Signé par Madame Clothilde Ballot-Desproges, juge et par Madame Victoria Damiens, Greffière à laquelle la minute de la décision a été remise par le magistrat signataire.
Vu les articles 455 et 768 du code de procédure civile,
Vu l’assignation délivrée le 3 avril 2024 par M. [W] [M] au procureur de la République,
Vu les dernières conclusions du ministère public notifiées par la voie électronique le 19 février 2025,
Vu les dernières conclusions de M. [W] [M] notifiées par la voie électronique le 7 avril 2025,
Vu l’ordonnance de clôture rendue le 9 mai 2025, ayant fixé l’affaire à l’audience de plaidoiries du 30 janvier 2026,
Décision du 20/03/2026
Chambre du contentieux
de la nationalité Section B
N°RG 24/5258
MOTIFS DE LA DECISION
Sur la procédure
Aux termes de l’article 1040 du code de procédure civile, dans toutes les instances où s’élève à titre principal ou incident une contestation sur la nationalité, une copie de l’assignation est déposée au ministère de la justice qui en délivre récépissé.
En l’espèce, le ministère de la justice a délivré ce récépissé le 4 novembre 2024. La condition de l’article 1040 du code de procédure civile est ainsi respectée. Il y a donc lieu de dire que la procédure est régulière au regard de ces dispositions.

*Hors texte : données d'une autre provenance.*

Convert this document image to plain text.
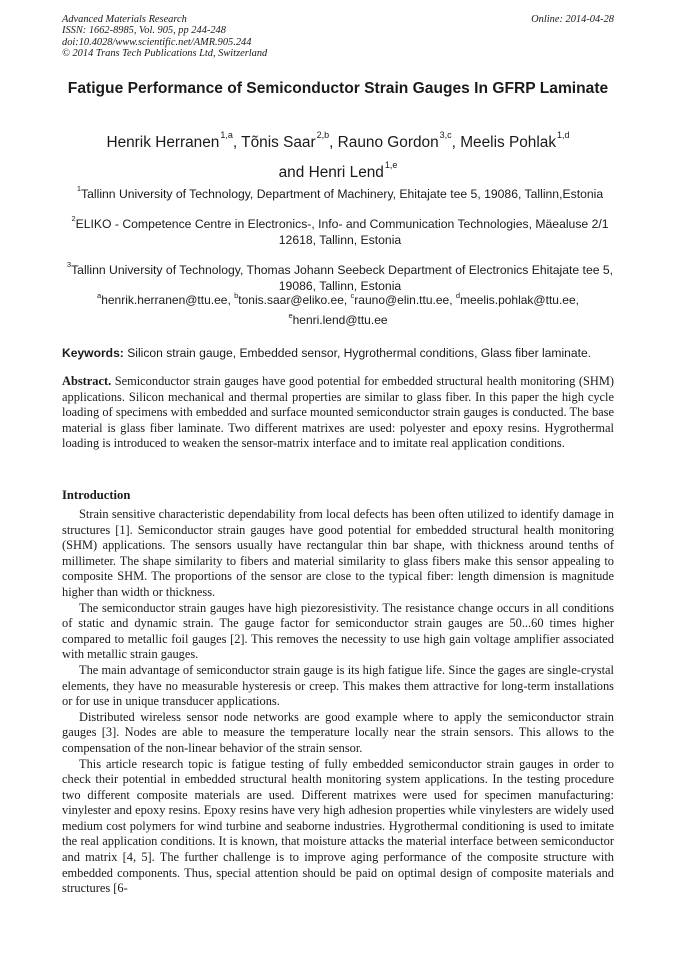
Advanced Materials Research
ISSN: 1662-8985, Vol. 905, pp 244-248
doi:10.4028/www.scientific.net/AMR.905.244
© 2014 Trans Tech Publications Ltd, Switzerland
Online: 2014-04-28
Fatigue Performance of Semiconductor Strain Gauges In GFRP Laminate
Henrik Herranen$^{1,a}$, Tõnis Saar$^{2,b}$, Rauno Gordon$^{3,c}$, Meelis Pohlak$^{1,d}$
and Henri Lend$^{1,e}$
$^1$Tallinn University of Technology, Department of Machinery, Ehitajate tee 5, 19086, Tallinn,Estonia
$^2$ELIKO - Competence Centre in Electronics-, Info- and Communication Technologies, Mäealuse 2/1 12618, Tallinn, Estonia
$^3$Tallinn University of Technology, Thomas Johann Seebeck Department of Electronics Ehitajate tee 5, 19086, Tallinn, Estonia
$^a$henrik.herranen@ttu.ee, $^b$tonis.saar@eliko.ee, $^c$rauno@elin.ttu.ee, $^d$meelis.pohlak@ttu.ee,
$^e$henri.lend@ttu.ee
Keywords: Silicon strain gauge, Embedded sensor, Hygrothermal conditions, Glass fiber laminate.
Abstract. Semiconductor strain gauges have good potential for embedded structural health monitoring (SHM) applications. Silicon mechanical and thermal properties are similar to glass fiber. In this paper the high cycle loading of specimens with embedded and surface mounted semiconductor strain gauges is conducted. The base material is glass fiber laminate. Two different matrixes are used: polyester and epoxy resins. Hygrothermal loading is introduced to weaken the sensor-matrix interface and to imitate real application conditions.
Introduction

Strain sensitive characteristic dependability from local defects has been often utilized to identify damage in structures [1]. Semiconductor strain gauges have good potential for embedded structural health monitoring (SHM) applications. The sensors usually have rectangular thin bar shape, with thickness around tenths of millimeter. The shape similarity to fibers and material similarity to glass fibers make this sensor appealing to composite SHM. The proportions of the sensor are close to the typical fiber: length dimension is magnitude higher than width or thickness.

The semiconductor strain gauges have high piezoresistivity. The resistance change occurs in all conditions of static and dynamic strain. The gauge factor for semiconductor strain gauges are 50...60 times higher compared to metallic foil gauges [2]. This removes the necessity to use high gain voltage amplifier associated with metallic strain gauges.

The main advantage of semiconductor strain gauge is its high fatigue life. Since the gages are single-crystal elements, they have no measurable hysteresis or creep. This makes them attractive for long-term installations or for use in unique transducer applications.

Distributed wireless sensor node networks are good example where to apply the semiconductor strain gauges [3]. Nodes are able to measure the temperature locally near the strain sensors. This allows to the compensation of the non-linear behavior of the strain sensor.

This article research topic is fatigue testing of fully embedded semiconductor strain gauges in order to check their potential in embedded structural health monitoring system applications. In the testing procedure two different composite materials are used. Different matrixes were used for specimen manufacturing: vinylester and epoxy resins. Epoxy resins have very high adhesion properties while vinylesters are widely used medium cost polymers for wind turbine and seaborne industries. Hygrothermal conditioning is used to imitate the real application conditions. It is known, that moisture attacks the material interface between semiconductor and matrix [4, 5]. The further challenge is to improve aging performance of the composite structure with embedded components. Thus, special attention should be paid on optimal design of composite materials and structures [6-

Sur l’action déclaratoire de nationalité française
M. [W] [M], se disant né le 9 décembre 1995 à [Localité 4] (Sénégal), revendique la nationalité française par filiation paternelle, sur le fondement de l’article 18 du code civil. Il fait valoir que son père, M. [X] [M], né le 3 avril 1949 à [Localité 5] (Sénégal), est français par filiation paternelle, son propre père, [Q] [M], né le 14 janvier 1914 à [Localité 5], ayant conservé la nationalité française à l’indépendance du Sénégal pour avoir établi son domicile de nationalité en dehors de ce territoire à son indépendance.

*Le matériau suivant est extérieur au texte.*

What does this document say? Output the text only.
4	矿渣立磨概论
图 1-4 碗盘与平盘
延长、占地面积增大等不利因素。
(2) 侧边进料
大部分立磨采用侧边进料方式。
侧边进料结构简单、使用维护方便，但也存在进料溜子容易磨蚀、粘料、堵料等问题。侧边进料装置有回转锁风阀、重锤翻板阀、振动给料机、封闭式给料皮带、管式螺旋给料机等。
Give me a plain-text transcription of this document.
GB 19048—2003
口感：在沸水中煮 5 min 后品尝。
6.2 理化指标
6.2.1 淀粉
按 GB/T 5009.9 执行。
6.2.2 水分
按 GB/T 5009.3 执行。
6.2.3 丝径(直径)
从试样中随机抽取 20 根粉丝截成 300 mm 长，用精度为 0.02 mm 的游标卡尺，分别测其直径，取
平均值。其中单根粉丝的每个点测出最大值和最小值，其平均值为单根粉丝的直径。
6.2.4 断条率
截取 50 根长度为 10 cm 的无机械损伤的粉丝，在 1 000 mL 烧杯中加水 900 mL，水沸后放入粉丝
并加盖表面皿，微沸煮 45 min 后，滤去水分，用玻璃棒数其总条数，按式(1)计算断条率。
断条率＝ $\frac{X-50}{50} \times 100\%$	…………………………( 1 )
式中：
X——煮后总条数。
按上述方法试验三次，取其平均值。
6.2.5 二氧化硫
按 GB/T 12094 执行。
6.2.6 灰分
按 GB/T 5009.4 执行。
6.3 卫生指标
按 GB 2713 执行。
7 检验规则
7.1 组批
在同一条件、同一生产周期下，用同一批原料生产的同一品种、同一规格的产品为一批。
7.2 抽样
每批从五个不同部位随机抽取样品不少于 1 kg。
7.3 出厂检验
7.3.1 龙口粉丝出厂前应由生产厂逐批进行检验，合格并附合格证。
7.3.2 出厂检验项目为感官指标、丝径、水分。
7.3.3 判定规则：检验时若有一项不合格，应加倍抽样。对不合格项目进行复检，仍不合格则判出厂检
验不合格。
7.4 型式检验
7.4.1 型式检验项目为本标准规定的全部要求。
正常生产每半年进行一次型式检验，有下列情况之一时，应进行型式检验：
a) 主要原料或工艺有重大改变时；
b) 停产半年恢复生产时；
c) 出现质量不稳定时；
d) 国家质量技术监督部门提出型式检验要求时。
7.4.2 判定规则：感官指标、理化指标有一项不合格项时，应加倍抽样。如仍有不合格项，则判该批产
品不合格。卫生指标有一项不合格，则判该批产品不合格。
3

Son action fait suite à la décision de refus de délivrance d’un certificat de nationalité française qui lui a été opposée le 22 octobre 2014 par le greffier en chef du service de la nationalité des Français nés et établis hors de France (pièce n°1 du demandeur).
Sur le fond
En application de l’article 30 alinéa 1 du code civil, la charge de la preuve en matière de nationalité incombe à celui qui revendique la qualité de Français lorsqu’il n’est pas déjà titulaire d’un certificat de nationalité délivré à son nom conformément aux dispositions des articles 31 et suivants du même code, sans possibilité, pour lui, d’invoquer les certificats délivrés à des membres de sa famille, fussent-ils ses ascendants, dans la mesure où la présomption de nationalité française qui est attachée à ces certificats ne bénéficie qu’à leurs titulaires, et ce même s’ils n’ont fait l’objet d’aucune contestation.

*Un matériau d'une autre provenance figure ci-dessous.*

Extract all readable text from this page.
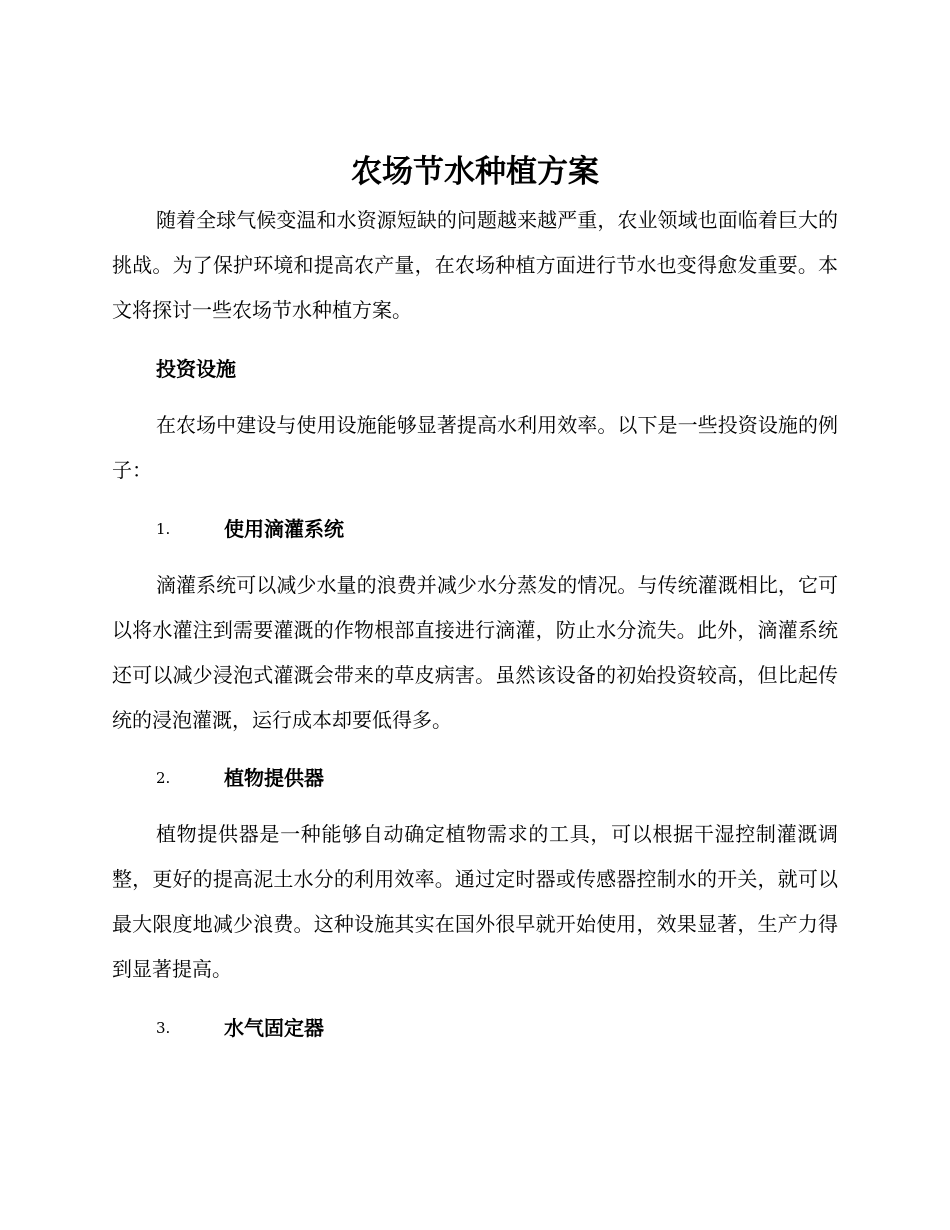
农场节水种植方案

随着全球气候变温和水资源短缺的问题越来越严重，农业领域也面临着巨大的挑战。为了保护环境和提高农产量，在农场种植方面进行节水也变得愈发重要。本文将探讨一些农场节水种植方案。

投资设施

在农场中建设与使用设施能够显著提高水利用效率。以下是一些投资设施的例子：

1.	使用滴灌系统

滴灌系统可以减少水量的浪费并减少水分蒸发的情况。与传统灌溉相比，它可以将水灌注到需要灌溉的作物根部直接进行滴灌，防止水分流失。此外，滴灌系统还可以减少浸泡式灌溉会带来的草皮病害。虽然该设备的初始投资较高，但比起传统的浸泡灌溉，运行成本却要低得多。

2.	植物提供器

植物提供器是一种能够自动确定植物需求的工具，可以根据干湿控制灌溉调整，更好的提高泥土水分的利用效率。通过定时器或传感器控制水的开关，就可以最大限度地减少浪费。这种设施其实在国外很早就开始使用，效果显著，生产力得到显著提高。

3.	水气固定器
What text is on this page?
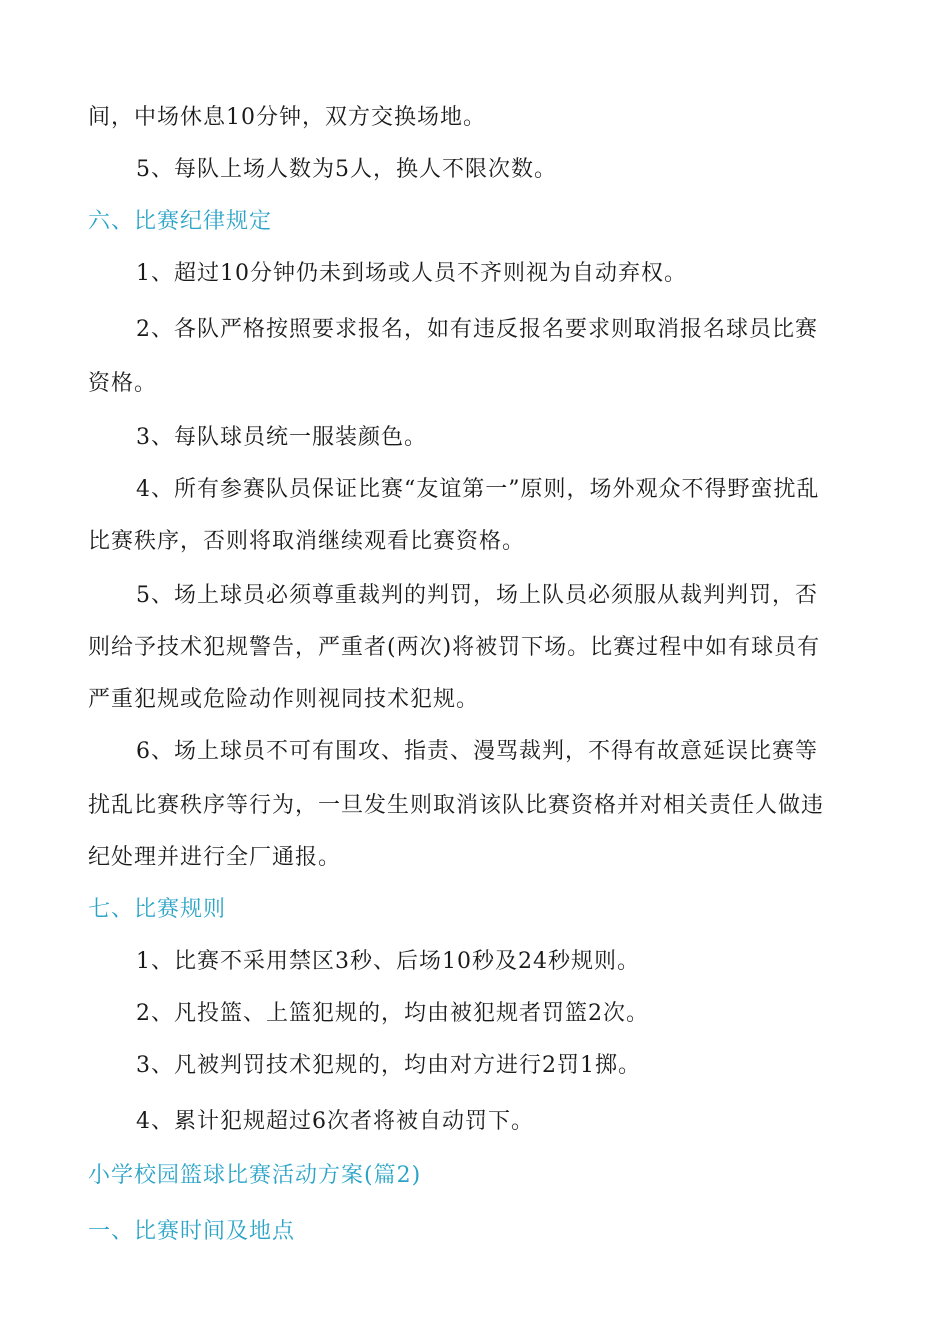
间，中场休息10分钟，双方交换场地。
5、每队上场人数为5人，换人不限次数。
六、比赛纪律规定
1、超过10分钟仍未到场或人员不齐则视为自动弃权。
2、各队严格按照要求报名，如有违反报名要求则取消报名球员比赛
资格。
3、每队球员统一服装颜色。
4、所有参赛队员保证比赛“友谊第一”原则，场外观众不得野蛮扰乱
比赛秩序，否则将取消继续观看比赛资格。
5、场上球员必须尊重裁判的判罚，场上队员必须服从裁判判罚，否
则给予技术犯规警告，严重者(两次)将被罚下场。比赛过程中如有球员有
严重犯规或危险动作则视同技术犯规。
6、场上球员不可有围攻、指责、漫骂裁判，不得有故意延误比赛等
扰乱比赛秩序等行为，一旦发生则取消该队比赛资格并对相关责任人做违
纪处理并进行全厂通报。
七、比赛规则
1、比赛不采用禁区3秒、后场10秒及24秒规则。
2、凡投篮、上篮犯规的，均由被犯规者罚篮2次。
3、凡被判罚技术犯规的，均由对方进行2罚1掷。
4、累计犯规超过6次者将被自动罚下。
小学校园篮球比赛活动方案(篇2)
一、比赛时间及地点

Conformément à l’article 17-1 du code civil, compte tenu de la date de naissance revendiquée par le demandeur, l’action relève des dispositions de l’article 18 du code civil aux termes duquel est français l’enfant dont l’un des parents au moins est français.
Il doit être également rappelé que les effets sur la nationalité de l’accession à l’indépendance des anciens territoires d’outre-mer d’Afrique (hors Algérie, Comores et Djibouti) sont régis par la loi n°60-752 du 28 juillet 1960 et par le chapitre VII du titre 1er bis du livre premier du code civil (soit ses articles 32 à 32-5), qui s’est substitué au titre VII du code de la nationalité française dans sa rédaction issue de la loi du 9 janvier 1973, qui s’est lui-même substitué aux articles 13 et 152 à 156 du même code dans sa rédaction issue de l’ordonnance du 19 octobre 1945 et modifiée par la loi du 28 juillet 1960.
Il résulte de l’application combinée de ces textes que seuls ont conservé la nationalité française :
— les originaires du territoire de la République française (et leur conjoint, veuf ou descendant) tel que constitué le 28 juillet 1960, et qui étaient domiciliés au jour de son accession à l’indépendance sur le territoire d’un Etat qui avait eu antérieurement le statut de territoire d’outre-mer de la République française, c’est-à-dire en ce notamment inclus [Localité 6], auxquels étaient assimilés les “métis” (et leurs descendants) nés de parents dont l’un, demeuré légalement inconnu, était présumé d’origine française ou de souche européenne et, reconnus comme tels citoyens français par jugements rendus sur le fondement du décret du 5 septembre 1930 (pour l’Afrique Occidentale Française) ou du décret du 15 septembre 1936 (pour l’Afrique équatoriale française),
— les personnes qui ont souscrit une déclaration de reconnaissance de la nationalité française,
— celles qui ne se sont pas vu conférer la nationalité de l’un des nouveaux Etats anciennement sous souveraineté française,
— enfin, celles, originaires de ces territoires, qui avaient établi leur domicile hors de l’un des Etats de la Communauté lorsqu’ils sont devenus indépendants,
— les enfants mineurs de 18 ans suivant la condition parentale selon les modalités prévues à l’article 153 du code de la nationalité française de 1945 dans sa version issue de l’ordonnance du 19 octobre 1945 telle que modifiée par la loi du 28 juillet 1960.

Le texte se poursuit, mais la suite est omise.